Sunday, December 9, 2018

A Credit Bear Market Has Started



Morgan Stanley: "A Credit Bear Market Has Started And Will Be Painful"
Authored by Vishwanath Tirupattur, Morgan Stanley's head of Fixed Income Research


As the Cycle Turns… 
It is that time of the year again – time to review how the year has been and for strategists like us to return to the occupational hazard of crystal ball-gazing about the prospects for next year. Corporate credit markets, particularly in the US, are heading to a notably negative return year. Notable because it is a dramatic reversal of fortunes from a year ago and coming in a year of strong growth in the US economy, with defaults and ratings downgrades at rather benign levels. It is worth noting that this reversal of fortunes is precisely what our US credit strategists had predicted for this year. They now expect this bearish turn to continue in 2019. 
The tricky handoff from quantitative easing (QE) to quantitative tightening (QT) that is under way is central to the cracks that have appeared across risk markets and credit markets in particular. Global QE provided the necessary conditions for corporations to lever up, which is exactly how they responded.
Outstanding US corporate credit market debt has more than doubled from US$3.2 trillion in 2008 to well over US$7 trillion today, with the biggest chunk of it coming in the BBB portion of the credit curve, the lowest rung of investment grade ratings. High debt growth has translated to high leverage – BBBs with 31% of BBB debt leveraged at or above 4.0x.

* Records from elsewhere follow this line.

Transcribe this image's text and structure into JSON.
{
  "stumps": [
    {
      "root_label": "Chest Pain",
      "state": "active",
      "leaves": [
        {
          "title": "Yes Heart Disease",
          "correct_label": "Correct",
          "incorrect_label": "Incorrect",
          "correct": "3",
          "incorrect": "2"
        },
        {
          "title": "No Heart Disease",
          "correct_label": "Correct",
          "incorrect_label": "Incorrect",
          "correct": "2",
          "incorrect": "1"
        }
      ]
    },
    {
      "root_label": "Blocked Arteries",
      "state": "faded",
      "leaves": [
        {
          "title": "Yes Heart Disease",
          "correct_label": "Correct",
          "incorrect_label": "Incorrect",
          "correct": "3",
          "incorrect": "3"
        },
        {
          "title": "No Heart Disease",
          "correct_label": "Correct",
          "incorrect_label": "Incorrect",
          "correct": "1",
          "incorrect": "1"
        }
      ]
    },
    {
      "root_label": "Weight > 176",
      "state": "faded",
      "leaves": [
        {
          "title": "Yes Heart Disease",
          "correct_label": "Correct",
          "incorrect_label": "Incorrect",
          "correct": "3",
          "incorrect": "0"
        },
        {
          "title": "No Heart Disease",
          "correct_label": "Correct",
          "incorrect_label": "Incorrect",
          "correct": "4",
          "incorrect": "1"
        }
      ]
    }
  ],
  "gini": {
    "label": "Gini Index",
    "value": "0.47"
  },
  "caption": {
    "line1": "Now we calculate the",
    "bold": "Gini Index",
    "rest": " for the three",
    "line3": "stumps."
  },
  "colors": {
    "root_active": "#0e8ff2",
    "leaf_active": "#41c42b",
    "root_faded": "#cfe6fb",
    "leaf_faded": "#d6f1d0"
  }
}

The consequence of this shape of evolution of the credit cycle is that the large systemic dimension of the last crisis would be much less pronounced and what we will realise is a more garden-variety credit cycle turn, something credit investors have more experience in dealing with. That said, no doubt a cycle turn is coming, and this bearish turn will be painful for credit investors, in our view. 
The silver lining is that investor complacency is lower and valuations have gotten cheaper in the last few months. Even if the consensus has embraced the idea that end-of-cycle risks are rising notably, at the least, sentiment is much less uniformly bullish than it was at the beginning of 2018. That said, the credit bear market has started, and until valuations have truly priced in long-term fundamental risks, our advice is that investors should use rallies to move up-in-quality. Have a great Sunday.